The premise of the exhibition was to commission contemporary fashion designers to create garments using an item, or items, from the museum's collection as inspiration.  It did not presume to elevate fashion design into fine art, nor to make folk art trendy, but to provide an opportunity for cross pollination between these two fields.

From this unlikely proposition came thirteen unique creations drawn directly from the museum's holdings in sculpture, textiles, photography and ephemera.  Objects as diverse as a sailor's tattoo pattern book, a New Mexican carving of a porcupine, a patchwork "star" quilt and an amateur pin-up photograph all served as springboards for these creative designers.  Loosely grouped into four categories including pattern, narrative, disembodiment and playfulness, each costume was an echo of a historical work of folk art transformed into a work of wearable art.

Take, for instance, the "Ann Caril Coverlet" featuring a pattern called "Blazing Star and Snowballs" woven in Westbury, New York, in 1819 and one of the earliest examples of a coverlet that is named and dated in the border.  Introduce Gary Graham, a budding designer, who took the pattern, re-invented it on looms at the Rhode Island School of Design, and created the coat and leggings shown at right.

Consider the elegant evening dress by the Chicago design duo Creatures of the Wind based on a photo taken by Eugene von Bruenchenhein of his wife, Marie.  Not only is the beautifully embroidered skirt a repeat of the wallpaper in the photo, but the bodice is reminiscent of the dress that Marie wears in the portrait.

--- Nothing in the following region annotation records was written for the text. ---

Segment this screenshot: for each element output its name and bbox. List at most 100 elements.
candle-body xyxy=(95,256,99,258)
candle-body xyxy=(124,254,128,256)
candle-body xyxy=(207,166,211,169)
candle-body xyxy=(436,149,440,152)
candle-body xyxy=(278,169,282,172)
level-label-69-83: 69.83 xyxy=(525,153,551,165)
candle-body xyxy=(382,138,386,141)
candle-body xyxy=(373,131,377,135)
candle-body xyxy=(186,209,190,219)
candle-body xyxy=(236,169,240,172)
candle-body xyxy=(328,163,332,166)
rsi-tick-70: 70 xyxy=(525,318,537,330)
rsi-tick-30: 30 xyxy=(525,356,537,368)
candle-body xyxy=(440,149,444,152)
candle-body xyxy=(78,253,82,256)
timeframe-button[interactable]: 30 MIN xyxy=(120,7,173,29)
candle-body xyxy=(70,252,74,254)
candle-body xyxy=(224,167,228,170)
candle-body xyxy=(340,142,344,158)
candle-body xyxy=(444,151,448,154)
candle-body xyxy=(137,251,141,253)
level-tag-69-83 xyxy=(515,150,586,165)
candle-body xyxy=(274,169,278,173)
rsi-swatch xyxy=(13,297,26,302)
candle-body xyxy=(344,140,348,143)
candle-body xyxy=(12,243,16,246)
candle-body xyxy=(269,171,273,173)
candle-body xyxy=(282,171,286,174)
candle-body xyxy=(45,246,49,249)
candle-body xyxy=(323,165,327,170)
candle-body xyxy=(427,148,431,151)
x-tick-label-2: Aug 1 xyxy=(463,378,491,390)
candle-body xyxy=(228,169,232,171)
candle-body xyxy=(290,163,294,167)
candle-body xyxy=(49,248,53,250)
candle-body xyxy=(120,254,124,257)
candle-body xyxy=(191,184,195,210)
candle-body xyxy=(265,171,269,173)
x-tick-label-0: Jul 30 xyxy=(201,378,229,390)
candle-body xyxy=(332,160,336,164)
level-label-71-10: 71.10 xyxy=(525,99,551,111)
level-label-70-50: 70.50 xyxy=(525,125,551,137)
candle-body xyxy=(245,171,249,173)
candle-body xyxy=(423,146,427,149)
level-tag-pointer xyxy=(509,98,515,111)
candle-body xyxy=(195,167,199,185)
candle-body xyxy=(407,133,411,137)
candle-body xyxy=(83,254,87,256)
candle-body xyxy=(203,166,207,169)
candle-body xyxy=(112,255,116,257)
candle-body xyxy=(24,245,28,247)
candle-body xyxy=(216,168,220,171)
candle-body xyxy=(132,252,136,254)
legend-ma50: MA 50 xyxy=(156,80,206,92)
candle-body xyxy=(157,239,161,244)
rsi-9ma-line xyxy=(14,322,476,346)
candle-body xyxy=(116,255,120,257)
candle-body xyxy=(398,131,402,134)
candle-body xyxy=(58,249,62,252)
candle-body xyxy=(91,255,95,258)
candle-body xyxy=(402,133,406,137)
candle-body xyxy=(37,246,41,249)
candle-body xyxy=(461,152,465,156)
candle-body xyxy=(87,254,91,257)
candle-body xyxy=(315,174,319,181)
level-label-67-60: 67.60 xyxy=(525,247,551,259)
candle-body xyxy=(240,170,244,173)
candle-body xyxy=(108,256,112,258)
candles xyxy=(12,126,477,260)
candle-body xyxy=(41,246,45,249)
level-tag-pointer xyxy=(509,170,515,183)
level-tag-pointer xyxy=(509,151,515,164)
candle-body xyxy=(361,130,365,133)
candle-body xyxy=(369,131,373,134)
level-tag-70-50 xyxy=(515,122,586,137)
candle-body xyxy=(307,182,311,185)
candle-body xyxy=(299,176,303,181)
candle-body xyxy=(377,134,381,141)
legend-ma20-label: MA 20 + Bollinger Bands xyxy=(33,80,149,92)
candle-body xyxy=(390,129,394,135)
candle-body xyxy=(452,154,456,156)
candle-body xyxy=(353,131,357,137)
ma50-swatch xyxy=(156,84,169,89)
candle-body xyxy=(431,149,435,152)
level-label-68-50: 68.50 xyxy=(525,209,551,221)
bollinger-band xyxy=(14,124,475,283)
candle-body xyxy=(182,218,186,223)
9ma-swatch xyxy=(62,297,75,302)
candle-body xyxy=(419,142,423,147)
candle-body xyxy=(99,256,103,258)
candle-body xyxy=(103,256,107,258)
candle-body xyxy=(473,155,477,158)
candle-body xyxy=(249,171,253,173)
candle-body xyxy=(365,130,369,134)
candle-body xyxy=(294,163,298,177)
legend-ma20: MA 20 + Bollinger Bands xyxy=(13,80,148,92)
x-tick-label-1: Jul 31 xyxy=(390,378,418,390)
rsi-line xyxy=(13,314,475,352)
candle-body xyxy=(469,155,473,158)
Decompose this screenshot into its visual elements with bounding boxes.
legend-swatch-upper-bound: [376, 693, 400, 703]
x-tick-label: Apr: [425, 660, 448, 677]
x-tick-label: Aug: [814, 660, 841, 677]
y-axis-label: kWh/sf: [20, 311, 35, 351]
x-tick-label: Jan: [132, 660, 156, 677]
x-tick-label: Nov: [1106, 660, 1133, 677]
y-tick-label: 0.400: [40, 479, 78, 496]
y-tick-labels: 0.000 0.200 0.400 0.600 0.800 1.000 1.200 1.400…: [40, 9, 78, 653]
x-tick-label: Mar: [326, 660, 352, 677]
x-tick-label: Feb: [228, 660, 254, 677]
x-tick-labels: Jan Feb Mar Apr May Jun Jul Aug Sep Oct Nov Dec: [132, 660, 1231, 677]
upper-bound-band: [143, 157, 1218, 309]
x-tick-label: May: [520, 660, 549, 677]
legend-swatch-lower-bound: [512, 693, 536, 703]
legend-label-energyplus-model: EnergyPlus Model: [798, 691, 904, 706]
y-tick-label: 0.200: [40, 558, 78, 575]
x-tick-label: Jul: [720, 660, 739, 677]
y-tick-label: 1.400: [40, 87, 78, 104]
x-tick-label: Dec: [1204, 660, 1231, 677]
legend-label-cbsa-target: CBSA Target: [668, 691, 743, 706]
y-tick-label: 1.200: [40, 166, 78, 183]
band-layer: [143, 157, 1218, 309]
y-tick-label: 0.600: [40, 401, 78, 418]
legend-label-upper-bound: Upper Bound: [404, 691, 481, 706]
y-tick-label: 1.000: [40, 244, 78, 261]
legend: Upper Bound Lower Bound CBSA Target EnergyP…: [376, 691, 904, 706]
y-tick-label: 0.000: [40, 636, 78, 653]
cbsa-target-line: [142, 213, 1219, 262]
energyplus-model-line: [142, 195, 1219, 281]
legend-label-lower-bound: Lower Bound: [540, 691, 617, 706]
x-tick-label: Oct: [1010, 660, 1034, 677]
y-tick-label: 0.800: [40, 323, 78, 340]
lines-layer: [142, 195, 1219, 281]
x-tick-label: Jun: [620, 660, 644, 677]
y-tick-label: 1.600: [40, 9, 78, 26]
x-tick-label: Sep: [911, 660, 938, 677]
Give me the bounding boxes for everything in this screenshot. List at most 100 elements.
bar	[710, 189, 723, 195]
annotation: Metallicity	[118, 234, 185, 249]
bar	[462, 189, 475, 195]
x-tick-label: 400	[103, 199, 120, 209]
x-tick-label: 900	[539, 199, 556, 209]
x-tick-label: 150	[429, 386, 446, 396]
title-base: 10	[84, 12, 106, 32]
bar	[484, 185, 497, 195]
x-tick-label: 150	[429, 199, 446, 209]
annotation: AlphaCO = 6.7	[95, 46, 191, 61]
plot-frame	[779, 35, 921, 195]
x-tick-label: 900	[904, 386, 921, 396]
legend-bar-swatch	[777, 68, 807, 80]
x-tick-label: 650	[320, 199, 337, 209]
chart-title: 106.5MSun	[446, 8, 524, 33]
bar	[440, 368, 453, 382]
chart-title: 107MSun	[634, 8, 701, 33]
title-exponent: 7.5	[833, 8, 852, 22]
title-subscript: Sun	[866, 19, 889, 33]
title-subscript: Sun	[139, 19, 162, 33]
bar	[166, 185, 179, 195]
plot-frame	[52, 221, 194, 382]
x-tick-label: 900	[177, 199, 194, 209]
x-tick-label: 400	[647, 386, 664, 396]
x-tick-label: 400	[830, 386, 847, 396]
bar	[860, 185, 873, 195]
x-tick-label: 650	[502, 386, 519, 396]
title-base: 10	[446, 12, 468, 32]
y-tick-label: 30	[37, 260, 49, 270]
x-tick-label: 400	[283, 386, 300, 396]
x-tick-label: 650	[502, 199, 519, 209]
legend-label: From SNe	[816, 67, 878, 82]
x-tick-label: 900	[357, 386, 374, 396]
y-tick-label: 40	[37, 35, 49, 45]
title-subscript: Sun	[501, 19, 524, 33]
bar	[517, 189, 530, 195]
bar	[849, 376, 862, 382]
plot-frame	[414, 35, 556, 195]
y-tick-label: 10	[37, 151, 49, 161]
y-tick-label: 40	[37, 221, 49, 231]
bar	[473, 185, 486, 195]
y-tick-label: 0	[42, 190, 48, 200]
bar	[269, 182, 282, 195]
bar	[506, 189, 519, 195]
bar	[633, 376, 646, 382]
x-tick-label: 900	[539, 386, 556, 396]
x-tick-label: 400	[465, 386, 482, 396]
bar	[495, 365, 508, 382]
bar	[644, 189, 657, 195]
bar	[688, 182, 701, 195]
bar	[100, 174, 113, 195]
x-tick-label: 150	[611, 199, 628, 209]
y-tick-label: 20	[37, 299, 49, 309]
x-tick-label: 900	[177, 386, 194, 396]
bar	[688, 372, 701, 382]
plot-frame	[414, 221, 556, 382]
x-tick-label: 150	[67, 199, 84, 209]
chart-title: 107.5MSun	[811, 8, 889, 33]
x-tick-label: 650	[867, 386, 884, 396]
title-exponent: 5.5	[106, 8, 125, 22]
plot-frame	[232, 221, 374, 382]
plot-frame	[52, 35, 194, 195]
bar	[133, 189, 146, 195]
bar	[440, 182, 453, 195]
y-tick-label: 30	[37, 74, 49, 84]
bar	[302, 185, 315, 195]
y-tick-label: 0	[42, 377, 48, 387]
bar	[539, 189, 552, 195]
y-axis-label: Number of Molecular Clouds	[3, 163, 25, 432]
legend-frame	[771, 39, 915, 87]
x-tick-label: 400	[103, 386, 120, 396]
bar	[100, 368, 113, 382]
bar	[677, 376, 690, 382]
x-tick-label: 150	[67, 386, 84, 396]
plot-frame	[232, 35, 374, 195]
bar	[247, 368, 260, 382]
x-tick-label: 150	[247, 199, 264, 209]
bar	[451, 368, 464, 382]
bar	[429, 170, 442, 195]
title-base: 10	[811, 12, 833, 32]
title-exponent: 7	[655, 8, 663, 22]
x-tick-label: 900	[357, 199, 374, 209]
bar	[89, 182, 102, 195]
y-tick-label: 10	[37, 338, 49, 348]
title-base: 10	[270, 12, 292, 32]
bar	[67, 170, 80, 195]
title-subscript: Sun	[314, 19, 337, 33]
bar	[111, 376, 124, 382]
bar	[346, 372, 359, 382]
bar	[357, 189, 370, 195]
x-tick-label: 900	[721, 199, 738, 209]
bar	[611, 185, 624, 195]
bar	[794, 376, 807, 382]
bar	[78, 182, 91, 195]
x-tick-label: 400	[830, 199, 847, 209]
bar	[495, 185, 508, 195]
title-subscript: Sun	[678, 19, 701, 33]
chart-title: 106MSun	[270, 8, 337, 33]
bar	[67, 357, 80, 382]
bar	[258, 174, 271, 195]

Above is my personal favorite by the established designer Catherine Malandrino who took a turn of the century papercut with Odd Fellows' symbols and turned it into an exquisite hand-crocheted summer dress.  The traditional Odd Fellows' iconography of the three link chain symbolizing love, truth and friendship, combined with the Masonic "all-seeing eye of God" are re-interpreted in this romantic and feminine handkerchief dress.  It is a perfect combination of past and present.

As the publicity for the show states "fashion is cannibalistic" but it is rare, and a welcome relief, to see both established and emerging designers reach into the past for inspiration.  A perfect combination of art and design!